Пол неожиданно бурно запротестовал:
— Не надо! Пожалуйста! Я… боюсь в больницу.
— Как это — боитесь?! Под бензопилу бросились, а врачей боитесь?
— Больница, — произнес он с отвращением. — О! Это такая…
Пощелкав длинными пальцами, он неуверенно предположил:
— Тяжесть? Атмосфера такая…
— Тягостная атмосфера? Да, я знаю.
— Вы были — наоборот. Напротив.
— По другую сторону? Нет, я по ту самую тоже была.
— О! Вы болели?
— Не знаю. Я дважды сходила с ума. Это болезнь?
Пол недоверчиво сдвинул широкие брови:
— Совсем девочка… Отчего?
— От того, что раки гнались за мной по небу… От того, что начиталась романов… От того, что мой талант оказался совсем маленьким… И не было друзей. И было страшно. Разве можно объяснить, отчего сходят с ума?!

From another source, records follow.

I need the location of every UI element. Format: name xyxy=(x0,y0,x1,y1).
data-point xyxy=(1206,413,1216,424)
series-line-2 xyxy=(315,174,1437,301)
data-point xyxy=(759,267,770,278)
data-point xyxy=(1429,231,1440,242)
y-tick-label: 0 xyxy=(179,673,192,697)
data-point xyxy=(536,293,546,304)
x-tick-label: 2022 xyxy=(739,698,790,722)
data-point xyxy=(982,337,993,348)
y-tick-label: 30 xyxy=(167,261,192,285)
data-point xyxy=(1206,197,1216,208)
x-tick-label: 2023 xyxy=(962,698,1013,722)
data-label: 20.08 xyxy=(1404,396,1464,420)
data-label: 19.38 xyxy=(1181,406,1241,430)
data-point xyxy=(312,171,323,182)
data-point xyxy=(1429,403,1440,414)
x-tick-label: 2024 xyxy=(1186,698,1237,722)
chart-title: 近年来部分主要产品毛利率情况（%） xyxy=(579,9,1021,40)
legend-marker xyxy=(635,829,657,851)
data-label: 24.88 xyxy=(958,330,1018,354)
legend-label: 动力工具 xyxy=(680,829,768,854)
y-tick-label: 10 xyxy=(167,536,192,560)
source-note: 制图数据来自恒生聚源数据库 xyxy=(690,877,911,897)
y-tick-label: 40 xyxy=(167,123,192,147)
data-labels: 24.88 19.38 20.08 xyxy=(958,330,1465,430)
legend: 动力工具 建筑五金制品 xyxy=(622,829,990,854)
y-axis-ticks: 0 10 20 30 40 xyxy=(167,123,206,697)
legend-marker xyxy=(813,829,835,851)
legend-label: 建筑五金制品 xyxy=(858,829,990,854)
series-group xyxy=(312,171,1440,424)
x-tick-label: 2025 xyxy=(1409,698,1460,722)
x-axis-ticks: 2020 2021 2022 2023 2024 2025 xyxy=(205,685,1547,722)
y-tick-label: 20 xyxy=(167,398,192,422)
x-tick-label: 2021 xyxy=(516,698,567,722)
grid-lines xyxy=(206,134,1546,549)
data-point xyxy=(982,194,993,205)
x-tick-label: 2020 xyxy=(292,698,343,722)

На самом деле я точно знала, как это произошло. Все, что я перечислила Полу, тоже присутствовало, но главное заключалось в другом. Вся моя тогдашняя жизнь умещалась на листах бумаги. Я рисовала днем и ночью, но вдохновение мое не было радостным. Вернее, самый миг озарения — конечно. Тот непростительно короткий промежуток, пока из руки льется восторг, что посылался в мою голову и преобразовывался в сердце. Моими работами восхищались не только преподаватели, но даже товарищи по художественной школе, которые относились друг к другу одновременно ревниво и снисходительно. Мне говорили, что в моих рисунках — магия, что их невозможно подвергнуть обычному разбору. Все было прекрасно…
И вот однажды я поймала себя на том, что боюсь показывать свои новые работы. Боюсь, что они окажутся хуже предыдущих. Что я разочарую людей, которые поверили в меня. Что они решат, будто я выдохлась, еще не написав ничего по-настоящему достойного. На меня вдруг свалилась ответственность, которая не по плечу даже иному взрослому человеку, а ведь я была совсем ребенком.
Этот страх заставлял меня вновь и вновь пересматривать старые вещи, но как я ни пыталась, так и не могла понять, что именно в них так действовало на зрителей. Они сами говорили, что это необъяснимо, и, вспомнив эти слова, я пришла в отчаяние: как же я могу развить в себе то, чего не способна даже обнаружить?! Я словно участвовала в немыслимой гонке с собой же и понимала, что в любом случае проиграю.